Utility object that groups common distance measures, threshold heuristics, and outlier grouping rules used by Harbinger detectors.

Usage

harutils()

Value

A harutils object exposing the helper functions.

Details

Provided helpers include:

  • L1 and L2 distance aggregations over vectors or rows of matrices/data frames.

  • Thresholding heuristics: boxplot-based (IQR), Gaussian 3-sigma, and a ratio-based rule.

  • Grouping strategies for contiguous outliers: keep first index or keep highest-magnitude index.

  • Optional fuzzification over detections to propagate influence within a tolerance window.

These utilities centralize common tasks and ensure consistent behavior across detectors.

References

  • Tukey JW (1977). Exploratory Data Analysis. Addison-Wesley. (boxplot/IQR heuristic)

  • Shewhart WA (1931). Economic Control of Quality of Manufactured Product. D. Van Nostrand. (three-sigma rule)
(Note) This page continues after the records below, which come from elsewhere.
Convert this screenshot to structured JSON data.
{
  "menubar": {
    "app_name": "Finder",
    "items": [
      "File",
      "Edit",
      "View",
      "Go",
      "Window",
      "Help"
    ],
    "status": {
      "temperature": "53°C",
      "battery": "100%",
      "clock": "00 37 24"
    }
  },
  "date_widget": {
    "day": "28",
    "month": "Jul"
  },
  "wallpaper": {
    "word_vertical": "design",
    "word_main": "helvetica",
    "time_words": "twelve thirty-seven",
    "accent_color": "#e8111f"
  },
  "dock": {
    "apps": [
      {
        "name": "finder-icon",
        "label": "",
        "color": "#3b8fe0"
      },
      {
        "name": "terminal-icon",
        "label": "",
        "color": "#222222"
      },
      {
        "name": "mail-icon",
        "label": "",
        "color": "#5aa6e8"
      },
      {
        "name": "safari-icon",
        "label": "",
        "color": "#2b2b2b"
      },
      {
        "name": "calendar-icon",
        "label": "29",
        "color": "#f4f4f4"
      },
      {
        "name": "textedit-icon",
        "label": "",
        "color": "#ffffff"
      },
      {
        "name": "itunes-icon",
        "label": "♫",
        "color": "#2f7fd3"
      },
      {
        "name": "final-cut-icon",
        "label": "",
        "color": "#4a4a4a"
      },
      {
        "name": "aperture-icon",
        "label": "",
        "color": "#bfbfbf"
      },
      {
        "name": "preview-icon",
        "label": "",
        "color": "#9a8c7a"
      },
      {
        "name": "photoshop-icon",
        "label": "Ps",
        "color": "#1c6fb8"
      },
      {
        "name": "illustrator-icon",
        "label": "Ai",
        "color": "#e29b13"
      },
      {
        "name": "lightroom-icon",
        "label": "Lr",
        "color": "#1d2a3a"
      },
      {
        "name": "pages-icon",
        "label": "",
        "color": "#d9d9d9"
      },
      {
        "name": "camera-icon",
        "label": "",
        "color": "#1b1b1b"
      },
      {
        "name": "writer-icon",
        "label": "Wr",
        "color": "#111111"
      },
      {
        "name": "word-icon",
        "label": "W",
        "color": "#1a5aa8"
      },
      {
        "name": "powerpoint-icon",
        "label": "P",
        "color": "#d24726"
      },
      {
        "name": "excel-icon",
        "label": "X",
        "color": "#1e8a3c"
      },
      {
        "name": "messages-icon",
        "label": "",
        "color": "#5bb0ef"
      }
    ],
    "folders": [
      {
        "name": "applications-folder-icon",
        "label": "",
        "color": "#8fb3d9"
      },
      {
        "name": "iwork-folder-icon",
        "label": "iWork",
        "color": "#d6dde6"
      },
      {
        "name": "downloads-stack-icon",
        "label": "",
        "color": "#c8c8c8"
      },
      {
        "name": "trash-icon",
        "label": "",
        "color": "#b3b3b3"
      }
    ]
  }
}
  • Silva, E. P., Balbi, H., Pacitti, E., Porto, F., Santos, J., Ogasawara, E. Cutoff Frequency Adjustment for FFT-Based Anomaly Detectors. In: Simpósio Brasileiro de Banco de Dados (SBBD). SBC, 14 Oct. 2024. doi:10.5753/sbbd.2024.243319

Examples

# Basic usage of utilities
utils <- harutils()

# Compute L2 distance on residuals
res <- c(0.1, -0.5, 1.2, -0.3)
d2 <- utils$har_distance_l2(res)
print(d2)
#> [1] 0.01 0.25 1.44 0.09

# Apply 3-sigma outlier rule and keep only first index of contiguous runs
idx <- utils$har_outliers_gaussian(d2)
flags <- utils$har_outliers_checks_firstgroup(idx, d2)
print(which(flags))
#> integer(0)